I recently got the first few episodes of HBO’s Little Britain USA, which the network is hoping will become America’s new favorite comic oxymoron. (If you combine Britain and the USA, don’t you get Canada?)
I’ll write more about the show later. For now, I like it well enough, just as I liked the original Little Britain well enough, but it carries over so many characters and is so similar in content and tone that I don’t entirely see the point in watching the remake as opposed to Netflixing the originals. My issues with it are the same as my issues with the original show.

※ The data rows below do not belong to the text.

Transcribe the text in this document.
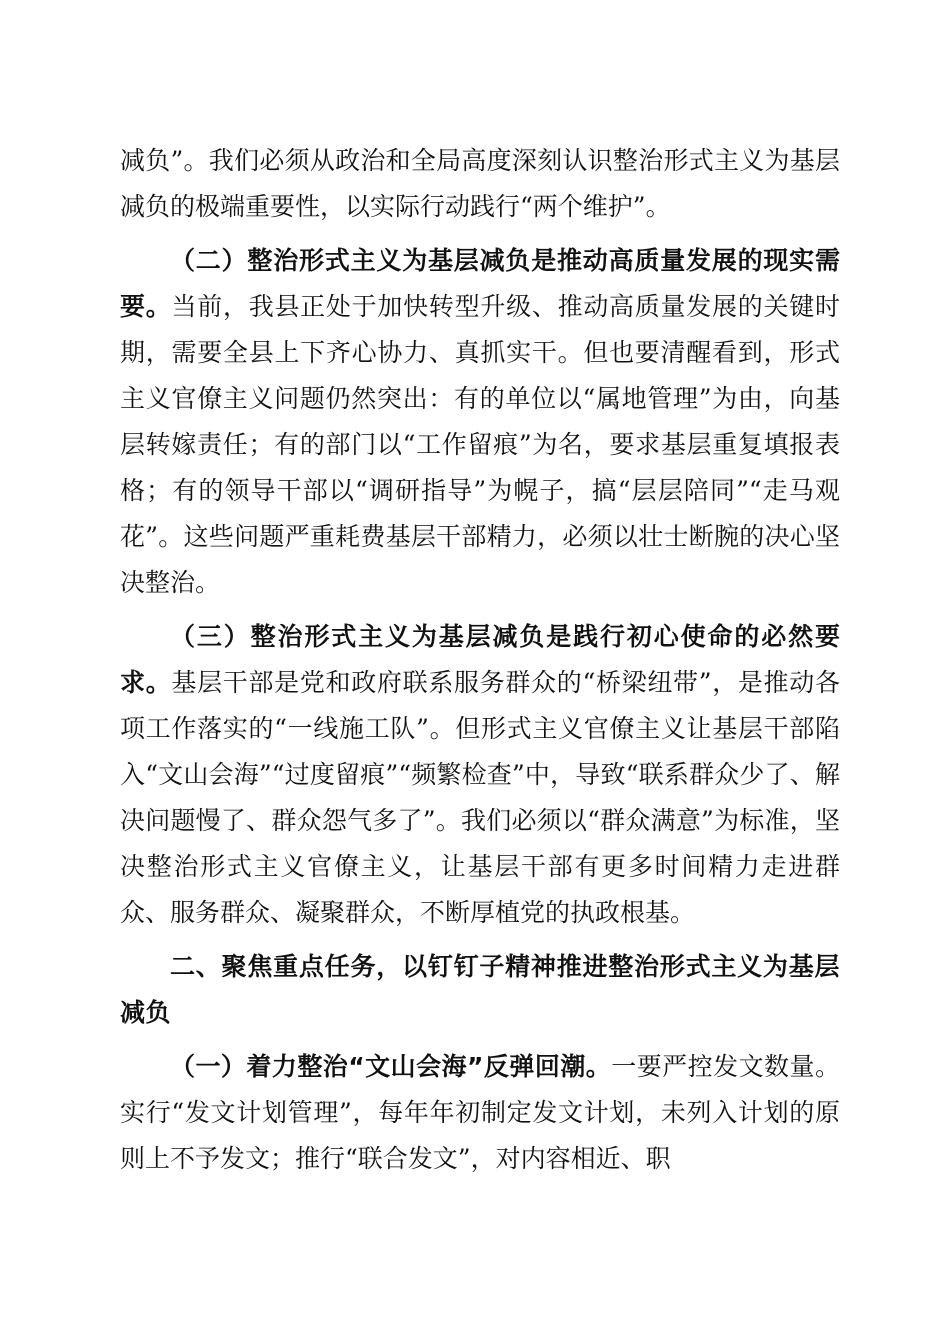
减负”。我们必须从政治和全局高度深刻认识整治形式主义为基层减负的极端重要性，以实际行动践行“两个维护”。

（二）整治形式主义为基层减负是推动高质量发展的现实需要。当前，我县正处于加快转型升级、推动高质量发展的关键时期，需要全县上下齐心协力、真抓实干。但也要清醒看到，形式主义官僚主义问题仍然突出：有的单位以“属地管理”为由，向基层转嫁责任；有的部门以“工作留痕”为名，要求基层重复填报表格；有的领导干部以“调研指导”为幌子，搞“层层陪同”“走马观花”。这些问题严重耗费基层干部精力，必须以壮士断腕的决心坚决整治。

（三）整治形式主义为基层减负是践行初心使命的必然要求。基层干部是党和政府联系服务群众的“桥梁纽带”，是推动各项工作落实的“一线施工队”。但形式主义官僚主义让基层干部陷入“文山会海”“过度留痕”“频繁检查”中，导致“联系群众少了、解决问题慢了、群众怨气多了”。我们必须以“群众满意”为标准，坚决整治形式主义官僚主义，让基层干部有更多时间精力走进群众、服务群众、凝聚群众，不断厚植党的执政根基。

二、聚焦重点任务，以钉钉子精神推进整治形式主义为基层减负

（一）着力整治“文山会海”反弹回潮。一要严控发文数量。实行“发文计划管理”，每年年初制定发文计划，未列入计划的原则上不予发文；推行“联合发文”，对内容相近、职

Some of the characters and concepts are brilliant, but the more episodes I watch, the more I wonder if I couldn’t have stopped at just one.
Most Little Britain sketches, after all, involve a familiar character playing out a familiar gag in a slightly different situation, over and over. (Yeah, “bitty.” I get it, already.) Now I realize this is a dilemma for a lot of sketch comedy shows; it’s not like I’ve never watched SNL. But because this is pretty much all Little Britain does, it eventually reaches the point of diminishing returns.
Anyway, watching Little Britain gets me thinking of another British comedy with a similar dark, gross-out sensibility: The League of Gentlemen, which was one of the first comedies BBC America imported when it started up nearly a decade ago, and still one of the best things it ever aired. What made League (to me) less repetitive is that it set its memorable characters in a single setting, a small English town mistrustful of outsiders (“This is a local shop! For local people!”), it gave them interlocking stories, and it actually had ongoing, macabre story arcs about abductions and cannibalism. All of which, beyond the sheer comic genius of the individual sketches, made the show move forward rather than simply run in place.
All of which is to say, The League of Gentlemen is my underappreciated TV import of the day. What’s yours?